Five years later, Masters had a doctorate in physiology. Shortly thereafter, he accepted a position in the research department at Carolinas Healthcare System in Charlotte. It fit him perfectly, and he worked his way up the ladder.
Along the way, Masters extensively studied the heart, with a special emphasis on transplants. The culmination of his career came in the 1990s, when he developed a method of extending the life of a donor heart from 4 hours to nearly 24.
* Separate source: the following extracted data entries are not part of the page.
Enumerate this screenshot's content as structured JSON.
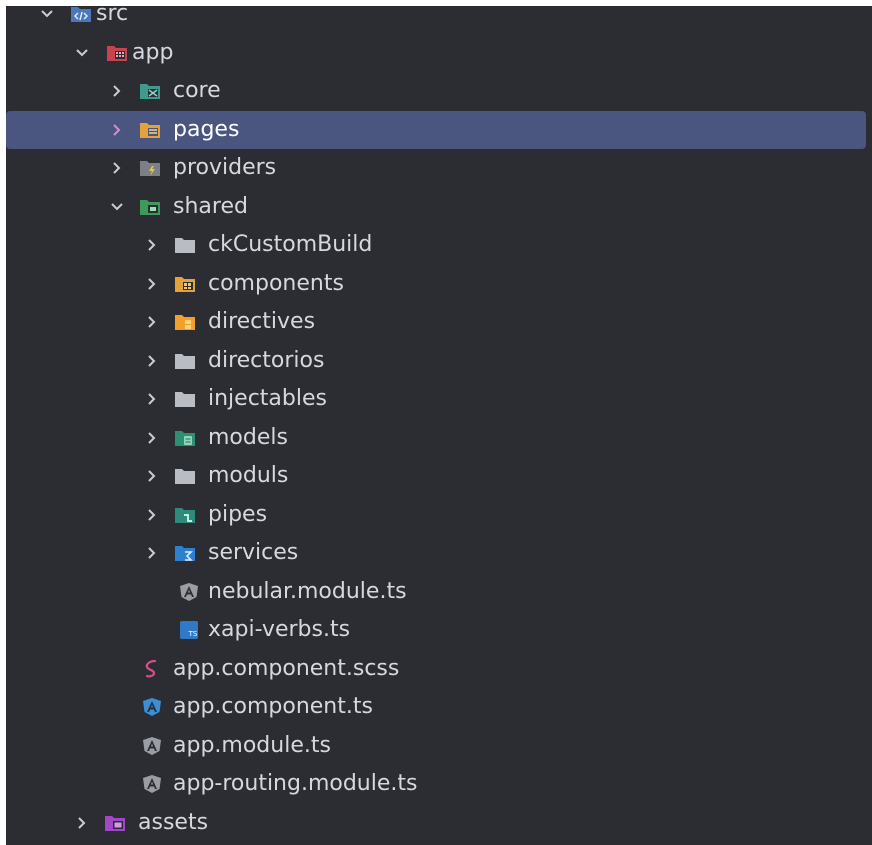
{
  "tree": {
    "items": [
      {
        "label": "src",
        "expanded": true,
        "icon": "source-folder-icon"
      },
      {
        "label": "app",
        "expanded": true,
        "icon": "app-folder-icon"
      },
      {
        "label": "core",
        "expanded": false,
        "icon": "core-folder-icon"
      },
      {
        "label": "pages",
        "expanded": false,
        "icon": "pages-folder-icon",
        "selected": true
      },
      {
        "label": "providers",
        "expanded": false,
        "icon": "providers-folder-icon"
      },
      {
        "label": "shared",
        "expanded": true,
        "icon": "shared-folder-icon"
      },
      {
        "label": "ckCustomBuild",
        "expanded": false,
        "icon": "folder-icon"
      },
      {
        "label": "components",
        "expanded": false,
        "icon": "components-folder-icon"
      },
      {
        "label": "directives",
        "expanded": false,
        "icon": "directives-folder-icon"
      },
      {
        "label": "directorios",
        "expanded": false,
        "icon": "folder-icon"
      },
      {
        "label": "injectables",
        "expanded": false,
        "icon": "folder-icon"
      },
      {
        "label": "models",
        "expanded": false,
        "icon": "models-folder-icon"
      },
      {
        "label": "moduls",
        "expanded": false,
        "icon": "folder-icon"
      },
      {
        "label": "pipes",
        "expanded": false,
        "icon": "pipes-folder-icon"
      },
      {
        "label": "services",
        "expanded": false,
        "icon": "services-folder-icon"
      },
      {
        "label": "nebular.module.ts",
        "icon": "angular-module-icon"
      },
      {
        "label": "xapi-verbs.ts",
        "icon": "typescript-file-icon"
      },
      {
        "label": "app.component.scss",
        "icon": "sass-file-icon"
      },
      {
        "label": "app.component.ts",
        "icon": "angular-component-icon"
      },
      {
        "label": "app.module.ts",
        "icon": "angular-module-icon"
      },
      {
        "label": "app-routing.module.ts",
        "icon": "angular-module-icon"
      },
      {
        "label": "assets",
        "expanded": false,
        "icon": "assets-folder-icon"
      }
    ]
  },
  "colors": {
    "background": "#2b2d33",
    "selection": "#4b5680",
    "text": "#d6d8dd"
  }
}
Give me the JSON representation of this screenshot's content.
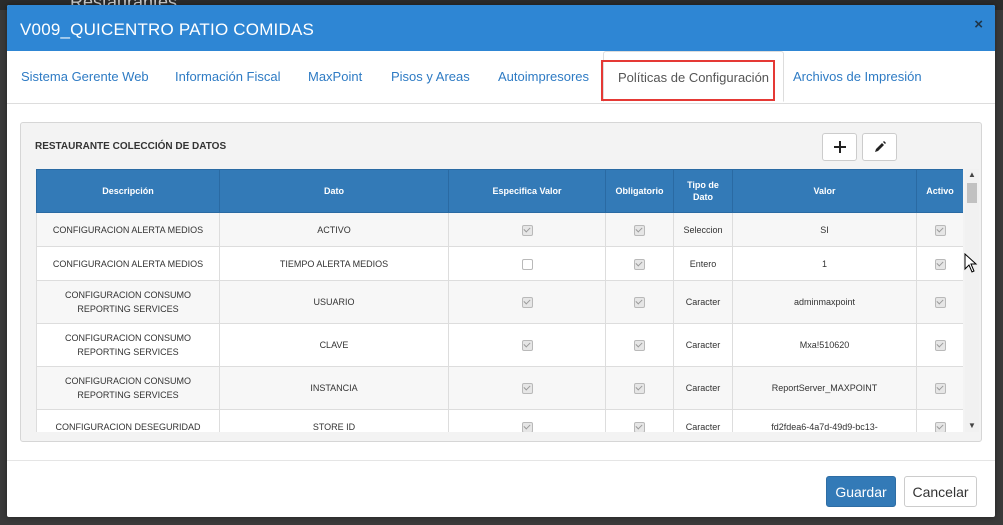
{
  "background": {
    "peek_title": "Restaurantes"
  },
  "modal": {
    "title": "V009_QUICENTRO PATIO COMIDAS",
    "close": "×"
  },
  "tabs": [
    {
      "label": "Sistema Gerente Web"
    },
    {
      "label": "Información Fiscal"
    },
    {
      "label": "MaxPoint"
    },
    {
      "label": "Pisos y Areas"
    },
    {
      "label": "Autoimpresores"
    },
    {
      "label": "Políticas de Configuración",
      "active": true
    },
    {
      "label": "Archivos de Impresión"
    }
  ],
  "panel": {
    "title": "RESTAURANTE COLECCIÓN DE DATOS",
    "add_icon": "plus-icon",
    "edit_icon": "pencil-icon"
  },
  "table": {
    "headers": [
      "Descripción",
      "Dato",
      "Especifica Valor",
      "Obligatorio",
      "Tipo de Dato",
      "Valor",
      "Activo"
    ],
    "rows": [
      {
        "descripcion": "CONFIGURACION ALERTA MEDIOS",
        "dato": "ACTIVO",
        "especifica_valor": true,
        "obligatorio": true,
        "tipo": "Seleccion",
        "valor": "SI",
        "activo": true
      },
      {
        "descripcion": "CONFIGURACION ALERTA MEDIOS",
        "dato": "TIEMPO ALERTA MEDIOS",
        "especifica_valor": false,
        "obligatorio": true,
        "tipo": "Entero",
        "valor": "1",
        "activo": true
      },
      {
        "descripcion": "CONFIGURACION CONSUMO REPORTING SERVICES",
        "dato": "USUARIO",
        "especifica_valor": true,
        "obligatorio": true,
        "tipo": "Caracter",
        "valor": "adminmaxpoint",
        "activo": true
      },
      {
        "descripcion": "CONFIGURACION CONSUMO REPORTING SERVICES",
        "dato": "CLAVE",
        "especifica_valor": true,
        "obligatorio": true,
        "tipo": "Caracter",
        "valor": "Mxa!510620",
        "activo": true
      },
      {
        "descripcion": "CONFIGURACION CONSUMO REPORTING SERVICES",
        "dato": "INSTANCIA",
        "especifica_valor": true,
        "obligatorio": true,
        "tipo": "Caracter",
        "valor": "ReportServer_MAXPOINT",
        "activo": true
      },
      {
        "descripcion": "CONFIGURACION DESEGURIDAD",
        "dato": "STORE ID",
        "especifica_valor": true,
        "obligatorio": true,
        "tipo": "Caracter",
        "valor": "fd2fdea6-4a7d-49d9-bc13-",
        "activo": true
      }
    ]
  },
  "footer": {
    "save_label": "Guardar",
    "cancel_label": "Cancelar"
  }
}
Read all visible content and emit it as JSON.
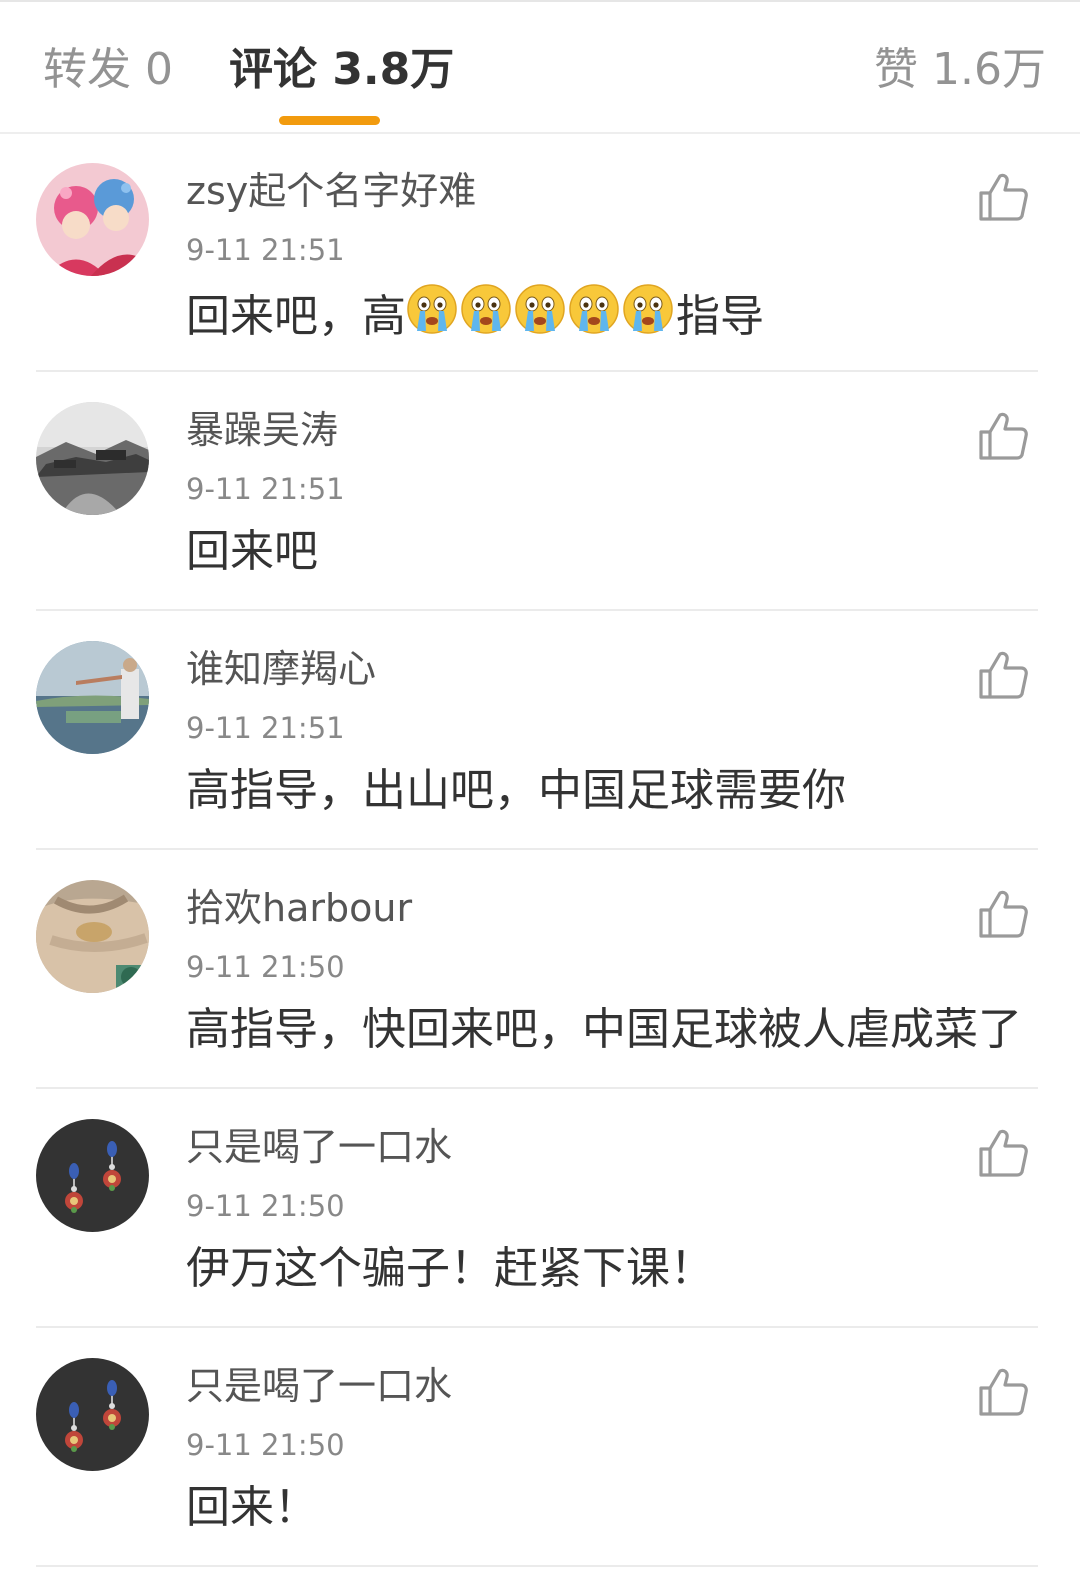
{
  "tabs": {
    "repost": "转发 0",
    "comments": "评论 3.8万",
    "likes": "赞 1.6万",
    "active_color": "#f29b0e"
  },
  "comments": [
    {
      "user": "zsy起个名字好难",
      "time": "9-11 21:51",
      "text_before": "回来吧，高",
      "emoji": "crying-face",
      "emoji_count": 5,
      "text_after": "指导"
    },
    {
      "user": "暴躁吴涛",
      "time": "9-11 21:51",
      "text": "回来吧"
    },
    {
      "user": "谁知摩羯心",
      "time": "9-11 21:51",
      "text": "高指导，出山吧，中国足球需要你"
    },
    {
      "user": "拾欢harbour",
      "time": "9-11 21:50",
      "text": "高指导，快回来吧，中国足球被人虐成菜了"
    },
    {
      "user": "只是喝了一口水",
      "time": "9-11 21:50",
      "text": "伊万这个骗子！赶紧下课！"
    },
    {
      "user": "只是喝了一口水",
      "time": "9-11 21:50",
      "text": "回来！"
    }
  ],
  "icons": {
    "like": "thumbs-up-icon"
  }
}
It gave not only CHS worldwide attention, but Masters as well.
“It was very pleasing to be able to go to various meetings and talk to your peers and they actually use (your ideas) in their practice,” he said. “That’s very rewarding. That’s the reason I got into medical research. I was interested in how the heart functioned, but when you have pathological questions that pop up, being able to solve these and help people survive means the world.”
When Masters “rewired,” he had no intentions of slowing down. In his words, he wasn’t going to be the retiree who sat around and waited to die.
So he got to living — his way.
During his time at CHS, Masters quietly began buying parcels of his father-in-law’s Christmas tree farm on Big Yellow Mountain, eventually owning 20 acres but not exactly knowing what to do with them besides enjoy nature.
Then Masters took his children to a summer camp, where they learned crafts and milked cows, among other things. Masters and wife Sara decided it was a brilliant idea for their land: A nature retreat with activities not for children, but adults.
So in 2007, they began construction on a high point of the property that delivers stunning miles-long views in every direction. Four years later, the Thistledown Mountain Getaway Bed and Breakfast opened, featuring a beautiful wooden lodge with seven bedrooms and three large decks. Guests receive complementary breakfasts cooked by the Masters family, and activities include a campfire circle, meditation garden, oil painting, woodturning and glass staining classes taught by Tom Masters.
The facility instantly became a labor of joy for the Masters. They moved there permanently during construction.
“We’re up here on a mountain and you can see for miles around,” Tom said. “It’s just a gorgeous place.
“Every time I get up in the morning, it’s always different — different clouds, different winds, different colors. To me, it’s a little piece of heaven. I really, really love it.”
A lifetime of work and accomplishments allowed Masters to live his dreams.
Though he now lives 500 miles away, he always reminds himself Buckeye was where they all started.
“It was a very excellent time in my life,” he said. “You think back and you interact with the kids of your class. I was class president for four years and I think, ‘How did they ever elect me as president? What leadership abilities did I have that they saw that I never ever recognized whatsoever?’ To have them (as classmates), it was a pleasing, complimentary thing when I think about it now. What a great group of people.”